Between this area and the port lies the rather wonderful old city, a collection of characterful and atmospheric narrow streets in a labyrinthine pattern. Churches and piazzas appear unexpectedly around corners, the cathedral and the Chiesa St Nicolas towering above the clustered buildings below. St Nicolas’ tomb is housed in the latter – but don’t tell the children that Father Christmas is dead!
The old city oozes character and charm, not least because so much of it is clearly still private dwellings. Washing lines, potted plants, private shrines and chatting women considerably outnumber the souvenir shops and restaurants and it’s all very quaint.
There is a giant ugly cruise ship leering over the port, its passengers no doubt being led around Bari by someone hoisting a brolly and hurrying them along.
Along the seafront we come across a fish stall, and grab an opportunity to tick off a bucket list item: we eat sea urchin! First time we’ve done so, and it seems to marry the texture of soft roe with the flavour of mussels. Dip in your bread and enjoy!
Of course, Bari is a destination resort with renowned beaches, but these are south of the main city and aren’t on our agenda for this 1-day visit. For us the joy of Bari is the old city though, so full of character and so stimulating.

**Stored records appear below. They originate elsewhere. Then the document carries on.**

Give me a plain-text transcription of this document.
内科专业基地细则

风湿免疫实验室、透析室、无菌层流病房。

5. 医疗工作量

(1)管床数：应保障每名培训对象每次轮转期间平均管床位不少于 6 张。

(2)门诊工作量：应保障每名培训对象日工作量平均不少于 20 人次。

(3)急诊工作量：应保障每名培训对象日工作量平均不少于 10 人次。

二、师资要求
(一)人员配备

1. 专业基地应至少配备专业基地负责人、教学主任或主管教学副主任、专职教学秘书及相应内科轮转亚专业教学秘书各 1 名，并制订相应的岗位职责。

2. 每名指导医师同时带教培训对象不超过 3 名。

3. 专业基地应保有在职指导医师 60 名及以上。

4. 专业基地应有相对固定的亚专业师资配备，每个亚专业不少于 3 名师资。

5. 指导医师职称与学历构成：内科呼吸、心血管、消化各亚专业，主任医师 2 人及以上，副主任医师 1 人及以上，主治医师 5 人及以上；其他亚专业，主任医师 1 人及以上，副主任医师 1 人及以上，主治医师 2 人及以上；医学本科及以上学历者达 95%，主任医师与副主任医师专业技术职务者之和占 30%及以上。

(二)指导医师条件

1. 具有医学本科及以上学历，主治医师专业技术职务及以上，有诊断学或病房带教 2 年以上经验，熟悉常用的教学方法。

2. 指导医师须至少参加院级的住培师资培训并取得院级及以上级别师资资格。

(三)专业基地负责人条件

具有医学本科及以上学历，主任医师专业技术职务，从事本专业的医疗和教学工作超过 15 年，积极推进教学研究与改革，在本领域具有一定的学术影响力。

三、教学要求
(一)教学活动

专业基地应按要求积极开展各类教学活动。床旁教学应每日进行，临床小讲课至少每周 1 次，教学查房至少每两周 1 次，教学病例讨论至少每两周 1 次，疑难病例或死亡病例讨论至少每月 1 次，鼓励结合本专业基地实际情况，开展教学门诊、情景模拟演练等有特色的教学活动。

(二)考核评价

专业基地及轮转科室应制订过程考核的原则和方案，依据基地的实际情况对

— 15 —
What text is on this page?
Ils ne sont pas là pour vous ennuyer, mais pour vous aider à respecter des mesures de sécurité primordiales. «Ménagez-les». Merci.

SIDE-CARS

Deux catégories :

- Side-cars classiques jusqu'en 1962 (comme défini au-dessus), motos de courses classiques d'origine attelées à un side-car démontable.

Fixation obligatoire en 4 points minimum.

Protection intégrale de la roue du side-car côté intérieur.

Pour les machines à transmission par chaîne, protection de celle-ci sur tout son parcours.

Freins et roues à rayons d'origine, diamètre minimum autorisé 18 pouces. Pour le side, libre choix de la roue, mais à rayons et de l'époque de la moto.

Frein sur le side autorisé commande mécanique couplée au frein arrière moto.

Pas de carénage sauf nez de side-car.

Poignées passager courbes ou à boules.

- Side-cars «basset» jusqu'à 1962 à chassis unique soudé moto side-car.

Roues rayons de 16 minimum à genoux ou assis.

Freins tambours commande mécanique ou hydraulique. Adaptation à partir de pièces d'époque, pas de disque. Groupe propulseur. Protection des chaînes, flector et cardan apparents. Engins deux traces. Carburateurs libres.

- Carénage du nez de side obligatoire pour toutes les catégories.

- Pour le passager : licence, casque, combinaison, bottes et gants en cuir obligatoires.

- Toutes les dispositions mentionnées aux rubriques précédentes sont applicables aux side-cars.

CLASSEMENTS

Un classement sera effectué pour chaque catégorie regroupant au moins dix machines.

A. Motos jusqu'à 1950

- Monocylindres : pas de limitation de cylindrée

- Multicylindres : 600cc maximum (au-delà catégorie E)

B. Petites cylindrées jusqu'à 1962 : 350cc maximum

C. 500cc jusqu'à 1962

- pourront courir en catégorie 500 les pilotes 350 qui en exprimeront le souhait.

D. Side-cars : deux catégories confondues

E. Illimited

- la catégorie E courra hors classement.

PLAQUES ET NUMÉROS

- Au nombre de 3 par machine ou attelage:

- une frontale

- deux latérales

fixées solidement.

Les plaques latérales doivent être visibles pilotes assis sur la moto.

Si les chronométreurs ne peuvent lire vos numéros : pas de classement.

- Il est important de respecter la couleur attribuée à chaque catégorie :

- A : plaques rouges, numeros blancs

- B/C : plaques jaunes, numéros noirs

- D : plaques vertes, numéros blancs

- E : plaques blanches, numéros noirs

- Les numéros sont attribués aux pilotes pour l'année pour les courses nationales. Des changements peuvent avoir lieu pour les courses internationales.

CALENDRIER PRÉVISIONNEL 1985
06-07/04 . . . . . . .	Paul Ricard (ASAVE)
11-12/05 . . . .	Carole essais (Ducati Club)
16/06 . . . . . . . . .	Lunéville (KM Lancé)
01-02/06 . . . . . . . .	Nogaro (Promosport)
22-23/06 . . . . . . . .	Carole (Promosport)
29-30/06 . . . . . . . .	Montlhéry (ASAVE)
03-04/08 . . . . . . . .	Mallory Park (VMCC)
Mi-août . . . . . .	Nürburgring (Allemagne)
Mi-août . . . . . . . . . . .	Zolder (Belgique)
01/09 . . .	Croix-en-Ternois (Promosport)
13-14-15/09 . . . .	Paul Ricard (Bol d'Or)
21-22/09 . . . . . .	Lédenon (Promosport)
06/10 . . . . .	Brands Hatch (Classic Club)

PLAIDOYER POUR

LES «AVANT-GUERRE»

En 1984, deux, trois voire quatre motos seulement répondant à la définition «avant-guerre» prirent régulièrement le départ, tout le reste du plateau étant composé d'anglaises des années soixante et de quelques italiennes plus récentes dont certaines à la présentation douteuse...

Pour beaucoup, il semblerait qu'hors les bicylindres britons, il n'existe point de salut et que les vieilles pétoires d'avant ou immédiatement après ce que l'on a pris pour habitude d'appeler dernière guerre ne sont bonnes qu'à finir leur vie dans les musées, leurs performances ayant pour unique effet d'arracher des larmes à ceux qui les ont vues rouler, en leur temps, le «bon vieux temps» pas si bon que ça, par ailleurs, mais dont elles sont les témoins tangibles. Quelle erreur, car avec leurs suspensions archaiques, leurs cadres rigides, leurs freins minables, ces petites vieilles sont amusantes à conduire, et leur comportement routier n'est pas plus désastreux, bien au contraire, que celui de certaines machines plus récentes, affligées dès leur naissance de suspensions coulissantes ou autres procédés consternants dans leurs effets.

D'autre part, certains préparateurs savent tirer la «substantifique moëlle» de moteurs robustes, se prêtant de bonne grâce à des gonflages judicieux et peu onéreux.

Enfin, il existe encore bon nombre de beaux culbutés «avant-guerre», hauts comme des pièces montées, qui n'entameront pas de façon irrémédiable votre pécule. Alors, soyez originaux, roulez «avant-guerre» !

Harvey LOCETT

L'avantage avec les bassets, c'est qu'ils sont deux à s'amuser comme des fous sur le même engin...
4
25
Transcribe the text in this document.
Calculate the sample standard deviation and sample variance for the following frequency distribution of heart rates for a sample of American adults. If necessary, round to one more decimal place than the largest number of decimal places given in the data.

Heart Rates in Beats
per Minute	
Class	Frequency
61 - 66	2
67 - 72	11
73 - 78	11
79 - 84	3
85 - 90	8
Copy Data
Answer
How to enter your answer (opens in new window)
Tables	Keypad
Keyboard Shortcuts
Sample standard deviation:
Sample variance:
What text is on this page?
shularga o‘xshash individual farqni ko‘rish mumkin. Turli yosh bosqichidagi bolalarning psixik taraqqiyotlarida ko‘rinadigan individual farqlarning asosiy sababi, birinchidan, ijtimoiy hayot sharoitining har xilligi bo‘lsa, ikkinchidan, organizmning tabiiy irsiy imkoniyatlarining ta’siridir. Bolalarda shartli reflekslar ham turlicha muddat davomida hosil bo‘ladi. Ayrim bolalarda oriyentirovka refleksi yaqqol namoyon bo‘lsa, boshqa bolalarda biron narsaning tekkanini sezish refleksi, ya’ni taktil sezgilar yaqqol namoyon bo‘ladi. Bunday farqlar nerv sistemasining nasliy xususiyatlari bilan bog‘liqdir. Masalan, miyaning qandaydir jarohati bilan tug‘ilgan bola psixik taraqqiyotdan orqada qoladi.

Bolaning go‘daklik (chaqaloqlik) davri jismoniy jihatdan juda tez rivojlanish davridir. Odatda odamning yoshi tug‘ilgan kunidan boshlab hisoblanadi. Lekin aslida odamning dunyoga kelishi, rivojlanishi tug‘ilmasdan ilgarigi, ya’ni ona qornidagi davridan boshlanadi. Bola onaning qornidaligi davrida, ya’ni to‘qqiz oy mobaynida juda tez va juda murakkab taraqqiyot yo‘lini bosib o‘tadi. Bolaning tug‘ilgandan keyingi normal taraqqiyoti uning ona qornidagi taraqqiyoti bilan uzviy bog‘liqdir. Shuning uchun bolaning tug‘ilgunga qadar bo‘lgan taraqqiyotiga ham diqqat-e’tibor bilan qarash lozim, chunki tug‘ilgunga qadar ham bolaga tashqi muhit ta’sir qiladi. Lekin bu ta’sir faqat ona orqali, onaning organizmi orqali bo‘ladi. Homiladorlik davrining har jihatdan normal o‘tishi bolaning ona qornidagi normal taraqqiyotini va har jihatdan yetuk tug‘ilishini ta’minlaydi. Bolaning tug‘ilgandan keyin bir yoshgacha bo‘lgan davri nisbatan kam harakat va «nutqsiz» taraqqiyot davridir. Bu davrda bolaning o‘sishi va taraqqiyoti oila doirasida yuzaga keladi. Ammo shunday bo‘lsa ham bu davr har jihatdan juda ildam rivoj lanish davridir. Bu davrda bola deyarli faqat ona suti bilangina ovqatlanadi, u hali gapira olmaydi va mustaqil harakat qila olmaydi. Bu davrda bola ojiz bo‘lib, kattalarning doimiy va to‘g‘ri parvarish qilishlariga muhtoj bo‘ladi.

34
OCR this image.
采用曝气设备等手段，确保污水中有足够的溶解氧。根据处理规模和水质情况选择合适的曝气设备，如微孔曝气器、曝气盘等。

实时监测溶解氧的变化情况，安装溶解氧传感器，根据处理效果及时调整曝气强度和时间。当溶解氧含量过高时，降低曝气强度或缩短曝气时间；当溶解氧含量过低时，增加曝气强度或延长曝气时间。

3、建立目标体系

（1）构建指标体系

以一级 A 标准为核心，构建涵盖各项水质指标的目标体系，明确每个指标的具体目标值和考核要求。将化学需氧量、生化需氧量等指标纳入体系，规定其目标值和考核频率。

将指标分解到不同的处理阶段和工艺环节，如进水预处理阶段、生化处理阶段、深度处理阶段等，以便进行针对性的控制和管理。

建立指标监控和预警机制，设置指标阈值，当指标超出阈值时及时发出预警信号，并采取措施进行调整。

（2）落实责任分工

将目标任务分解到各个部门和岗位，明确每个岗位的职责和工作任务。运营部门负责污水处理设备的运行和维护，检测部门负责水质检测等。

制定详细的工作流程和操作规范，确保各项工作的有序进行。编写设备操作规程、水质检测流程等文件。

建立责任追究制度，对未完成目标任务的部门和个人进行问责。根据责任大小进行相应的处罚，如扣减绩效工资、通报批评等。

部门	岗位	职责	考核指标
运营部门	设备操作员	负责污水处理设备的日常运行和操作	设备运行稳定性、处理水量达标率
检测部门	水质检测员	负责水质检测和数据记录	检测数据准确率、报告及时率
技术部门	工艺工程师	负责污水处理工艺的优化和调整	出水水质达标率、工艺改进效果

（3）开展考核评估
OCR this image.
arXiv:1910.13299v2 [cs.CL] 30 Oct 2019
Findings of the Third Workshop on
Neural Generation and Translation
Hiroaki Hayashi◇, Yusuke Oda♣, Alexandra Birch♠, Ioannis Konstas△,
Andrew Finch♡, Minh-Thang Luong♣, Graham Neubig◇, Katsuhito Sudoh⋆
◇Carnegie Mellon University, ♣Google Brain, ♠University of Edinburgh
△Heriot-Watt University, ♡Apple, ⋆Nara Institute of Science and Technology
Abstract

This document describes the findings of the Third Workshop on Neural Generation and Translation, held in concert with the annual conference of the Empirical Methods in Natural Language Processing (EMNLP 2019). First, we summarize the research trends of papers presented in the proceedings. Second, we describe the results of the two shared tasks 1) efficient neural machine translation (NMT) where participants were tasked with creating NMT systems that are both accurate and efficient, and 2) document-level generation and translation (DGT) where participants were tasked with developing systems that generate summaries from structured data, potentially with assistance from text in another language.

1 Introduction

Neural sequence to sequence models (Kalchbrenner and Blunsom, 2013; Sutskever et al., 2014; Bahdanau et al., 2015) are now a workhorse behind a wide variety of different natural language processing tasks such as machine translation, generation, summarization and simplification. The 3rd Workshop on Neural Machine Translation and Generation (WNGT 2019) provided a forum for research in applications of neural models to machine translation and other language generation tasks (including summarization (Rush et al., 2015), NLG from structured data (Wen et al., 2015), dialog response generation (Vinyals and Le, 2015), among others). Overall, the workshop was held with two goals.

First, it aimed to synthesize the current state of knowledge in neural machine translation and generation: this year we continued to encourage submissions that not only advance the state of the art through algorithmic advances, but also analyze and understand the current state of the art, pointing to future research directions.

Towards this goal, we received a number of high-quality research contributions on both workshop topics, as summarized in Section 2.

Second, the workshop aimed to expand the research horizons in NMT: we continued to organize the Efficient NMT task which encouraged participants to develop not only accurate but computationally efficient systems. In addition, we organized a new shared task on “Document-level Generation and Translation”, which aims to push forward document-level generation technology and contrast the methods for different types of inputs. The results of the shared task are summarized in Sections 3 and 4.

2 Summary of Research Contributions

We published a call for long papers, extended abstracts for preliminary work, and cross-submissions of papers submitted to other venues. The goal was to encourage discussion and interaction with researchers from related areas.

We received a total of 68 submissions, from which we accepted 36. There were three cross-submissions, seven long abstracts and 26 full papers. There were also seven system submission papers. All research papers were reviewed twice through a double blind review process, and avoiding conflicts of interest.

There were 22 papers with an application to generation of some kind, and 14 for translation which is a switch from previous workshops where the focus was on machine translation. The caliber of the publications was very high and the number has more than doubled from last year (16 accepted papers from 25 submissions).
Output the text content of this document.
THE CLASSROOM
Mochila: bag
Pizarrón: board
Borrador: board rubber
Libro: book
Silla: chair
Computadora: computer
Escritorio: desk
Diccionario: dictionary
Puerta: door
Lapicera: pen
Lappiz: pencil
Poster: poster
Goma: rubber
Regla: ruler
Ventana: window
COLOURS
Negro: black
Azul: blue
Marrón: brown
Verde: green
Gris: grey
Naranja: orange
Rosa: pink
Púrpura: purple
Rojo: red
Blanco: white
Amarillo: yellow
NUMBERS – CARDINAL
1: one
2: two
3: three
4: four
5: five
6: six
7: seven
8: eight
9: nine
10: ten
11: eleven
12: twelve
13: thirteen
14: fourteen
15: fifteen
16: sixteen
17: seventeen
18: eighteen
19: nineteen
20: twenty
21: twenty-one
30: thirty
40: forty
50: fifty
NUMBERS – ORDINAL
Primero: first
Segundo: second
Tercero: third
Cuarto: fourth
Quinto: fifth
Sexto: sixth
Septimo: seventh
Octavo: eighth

Lunch gives us our comedy moment of the day as for the first time on this entire trip we manage to choose a trattoria which is cash only, and we don’t have enough. Consequently we get marched some distance by the waiter, through the streets of Bari to a distant ATM – which is empty! Weirdly, even the waiter is now flummoxed and has to keep asking strangers for directions to the nearest ATM. It’s some time before he pockets his 29 euros.